Greta drew in a breath. Hailey said, “Oh my God.”

“That’s why I thought he’d run off with Tiffany,” Lindy said. “Because the money is gone. And he applied to get a mortgage.”

Greta had heard nothing about any missing money, a mortgage application. She felt caught out. Was everything her fault, after

all?

Suddenly, she wished she’d made different decisions all along. When her father had died and left Innisfree to her, she’d wanted

to sell it then. She’d told Tom and Lindy they could use the proceeds to buy another, possibly grander, place, possibly closer

to the city—in Ogunquit or Kennebunkport, maybe! They wouldn’t have to lose out on anything. Life could be easier, and probably

more fun!

But the two of them had claimed heartbreak at the thought of giving up The Cove. (Lindy, eleven at the time, had sworn she would die without her best summer friend, Kate.) And Greta had succumbed. She’d swallowed her own feelings and kept coming here, summer

after summer, half hating it, always wishing it could be different, how being here invariably made her want to rewind to back

before the war, when her father and brothers had benevolently ruled the world. And yet, time just kept marching on, while,

infuriatingly, the pain you wished would recede with the passing of it never seemed to.
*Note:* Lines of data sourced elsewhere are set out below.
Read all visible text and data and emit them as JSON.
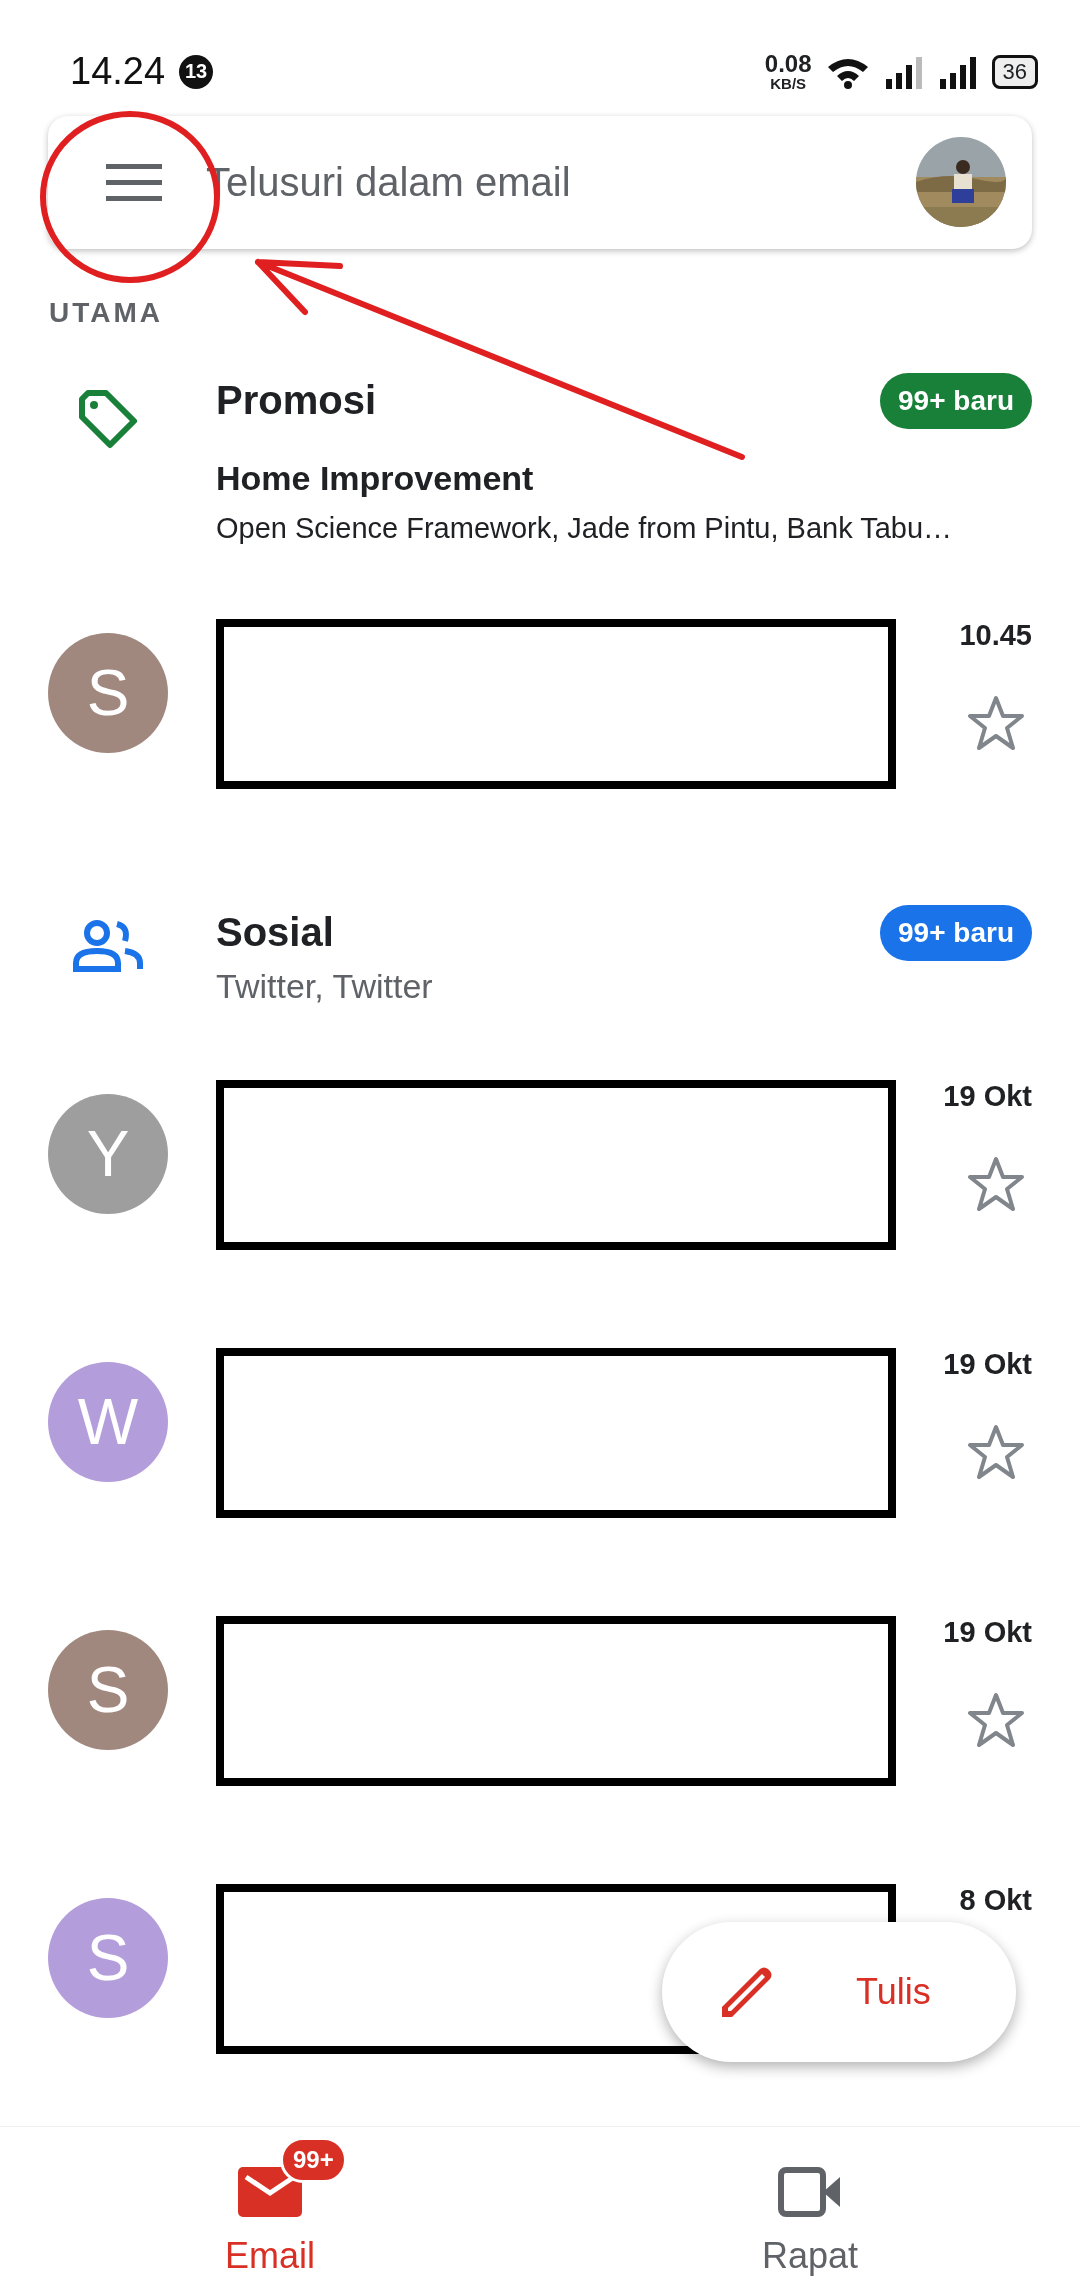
{
  "status_bar": {
    "time": "14.24",
    "notification_count": "13",
    "net_speed": "0.08",
    "net_unit": "KB/S",
    "battery": "36"
  },
  "search": {
    "placeholder": "Telusuri dalam email"
  },
  "section_label": "UTAMA",
  "items": [
    {
      "kind": "category",
      "color": "#188038",
      "title": "Promosi",
      "badge": "99+ baru",
      "headline": "Home Improvement",
      "snippet": "Open Science Framework, Jade from Pintu, Bank Tabu…"
    },
    {
      "kind": "email",
      "initial": "S",
      "color": "#a1887f",
      "date": "10.45",
      "starred": false
    },
    {
      "kind": "category",
      "color": "#1a73e8",
      "title": "Sosial",
      "badge": "99+ baru",
      "senders": "Twitter, Twitter"
    },
    {
      "kind": "email",
      "initial": "Y",
      "color": "#9e9e9e",
      "date": "19 Okt",
      "starred": false
    },
    {
      "kind": "email",
      "initial": "W",
      "color": "#b39ddb",
      "date": "19 Okt",
      "starred": false
    },
    {
      "kind": "email",
      "initial": "S",
      "color": "#a1887f",
      "date": "19 Okt",
      "starred": false
    },
    {
      "kind": "email",
      "initial": "S",
      "color": "#b39ddb",
      "date": "8 Okt"
    }
  ],
  "compose": {
    "label": "Tulis"
  },
  "nav": [
    {
      "label": "Email",
      "selected": true,
      "badge": "99+"
    },
    {
      "label": "Rapat",
      "selected": false
    }
  ]
}
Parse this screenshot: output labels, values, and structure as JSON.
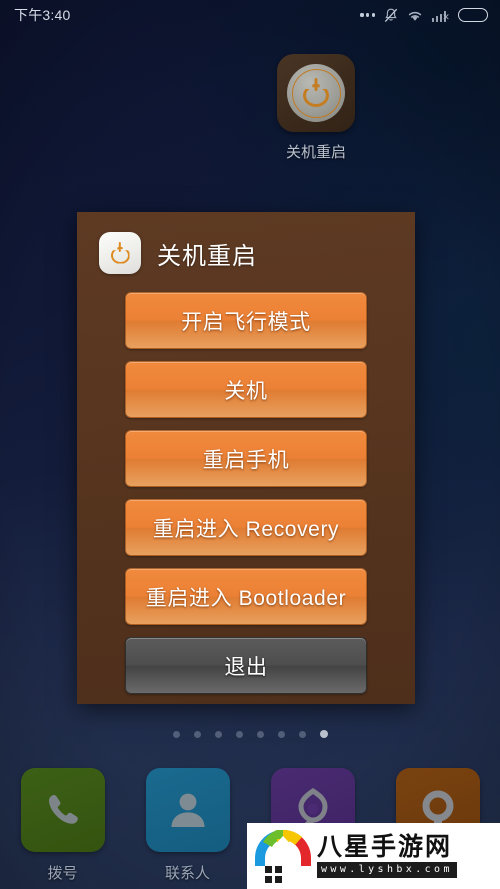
{
  "statusbar": {
    "time": "下午3:40",
    "icons": [
      {
        "name": "more-dots-icon"
      },
      {
        "name": "mute-bell-icon"
      },
      {
        "name": "wifi-icon"
      },
      {
        "name": "signal-off-icon"
      },
      {
        "name": "battery-icon"
      }
    ],
    "battery_color": "#5de327"
  },
  "home_app": {
    "label": "关机重启",
    "icon_name": "power-restart-app-icon"
  },
  "dialog": {
    "title": "关机重启",
    "icon_name": "power-icon",
    "panel_color": "#5a3722",
    "accent_color": "#ec8136",
    "buttons": [
      {
        "label": "开启飞行模式",
        "style": "orange",
        "name": "airplane-mode-button"
      },
      {
        "label": "关机",
        "style": "orange",
        "name": "power-off-button"
      },
      {
        "label": "重启手机",
        "style": "orange",
        "name": "reboot-button"
      },
      {
        "label": "重启进入 Recovery",
        "style": "orange",
        "name": "reboot-recovery-button"
      },
      {
        "label": "重启进入 Bootloader",
        "style": "orange",
        "name": "reboot-bootloader-button"
      },
      {
        "label": "退出",
        "style": "gray",
        "name": "exit-button"
      }
    ]
  },
  "page_indicator": {
    "count": 8,
    "active_index": 7
  },
  "dock": {
    "items": [
      {
        "label": "拨号",
        "icon": "phone-icon",
        "color": "#3c6016"
      },
      {
        "label": "联系人",
        "icon": "contacts-icon",
        "color": "#1a6a8f"
      },
      {
        "label": "",
        "icon": "browser-icon",
        "color": "#4a2a72"
      },
      {
        "label": "",
        "icon": "camera-icon",
        "color": "#7a4210"
      }
    ]
  },
  "watermark": {
    "title": "八星手游网",
    "url": "www.lyshbx.com",
    "logo_colors": [
      "#1b9ae0",
      "#6cbf2a",
      "#f6c700",
      "#e3272b"
    ]
  }
}
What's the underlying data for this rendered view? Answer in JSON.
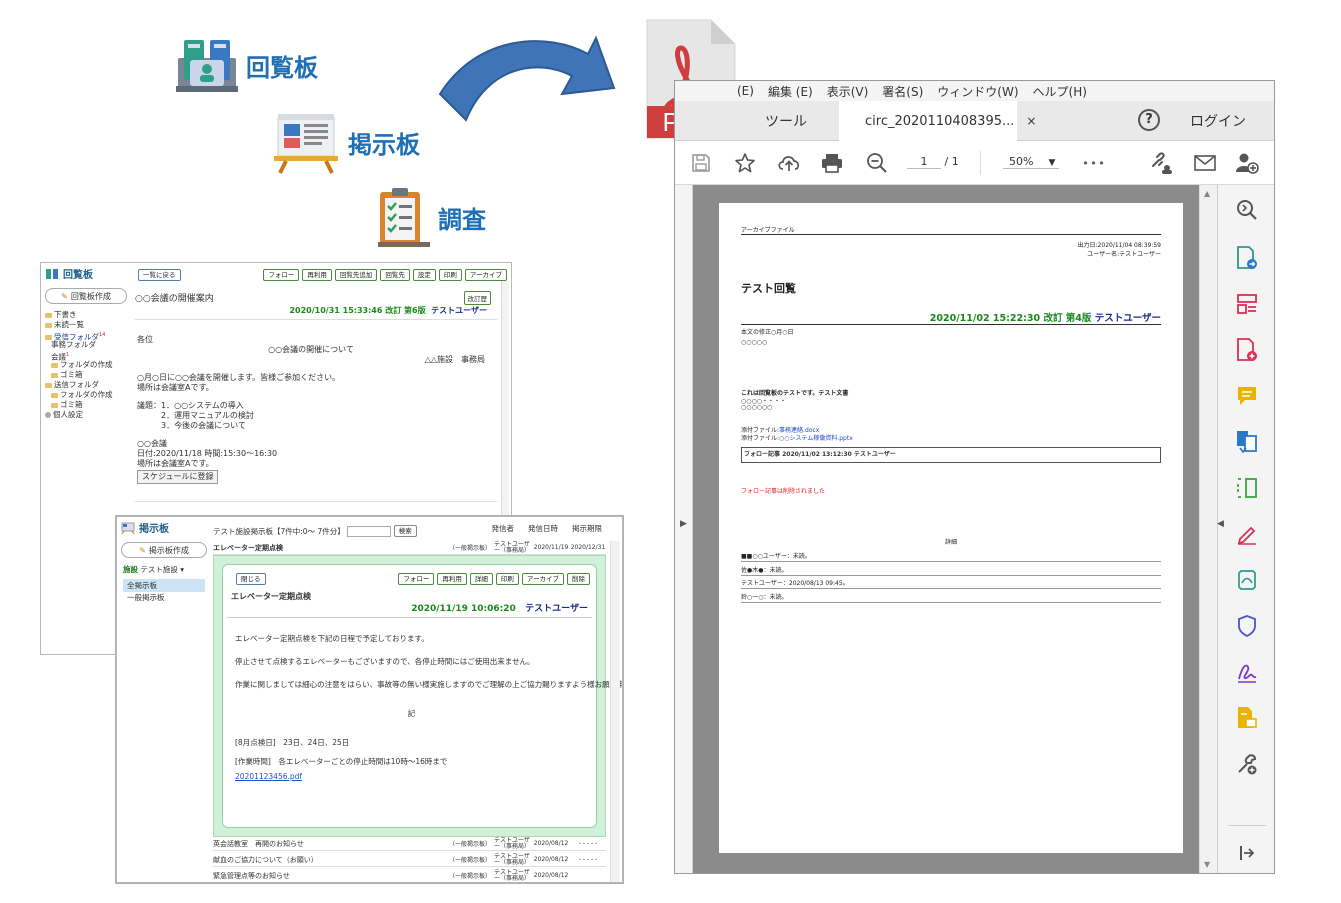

Lindy went on. “And Gina said Tiffany had a ‘glow,’ so I thought—”

“Oh my God,” Hailey said again.

Greta broke in. “David knew about Innisfree! I told him I needed to sell it. He was trying to figure out how to buy it, last

I heard.”

Lindy and Hailey turned to her, astonished. Greta stewed under their gazes, knowing she should have told Lindy about this

when David had first gone missing.

And honestly, she should’ve sold the place in 1974 when she’d wanted to, and all of life would be different now! Lindy never

would’ve married David; Lindy wouldn’t even have known him. She would’ve had a career, maybe stayed in New York City, kept up with her music, her art, or all the other things she’d

sacrificed to the cause of loving David and having a family with him. And Greta did not—oh, she did not—want to wish her grandchildren away, but just for a moment she thought, If only! If only she could’ve been free!

Lindy spoke first. “But, if he was putting together money to buy Innisfree, where did the money go? I mean, it seems to be

totally gone. He hasn’t given you any money, has he, Mom?”

Greta shook her head. The truth was, she did not want David to be gone.

She loved David. She wanted Lindy and David and their children to have Innisfree and The Cove for decades and decades more.

For all of them to spend the rest of the summers of their lives here, just as Greta and Tom, and Greta’s parents before them, had done.

That they might be able to do so was the whole reason Greta had plowed through all these years, despite her memories, her anxieties, her grief.

Despite how she’d hated that returning here year after year had made it impossible to escape the past.

Oh, she wished that David had given her the money, that he’d been able to buy the place and secure his family’s future, as she and Tom had

been trying for so long to do. “Not a cent,” she said.

Just then, a knock came at the door.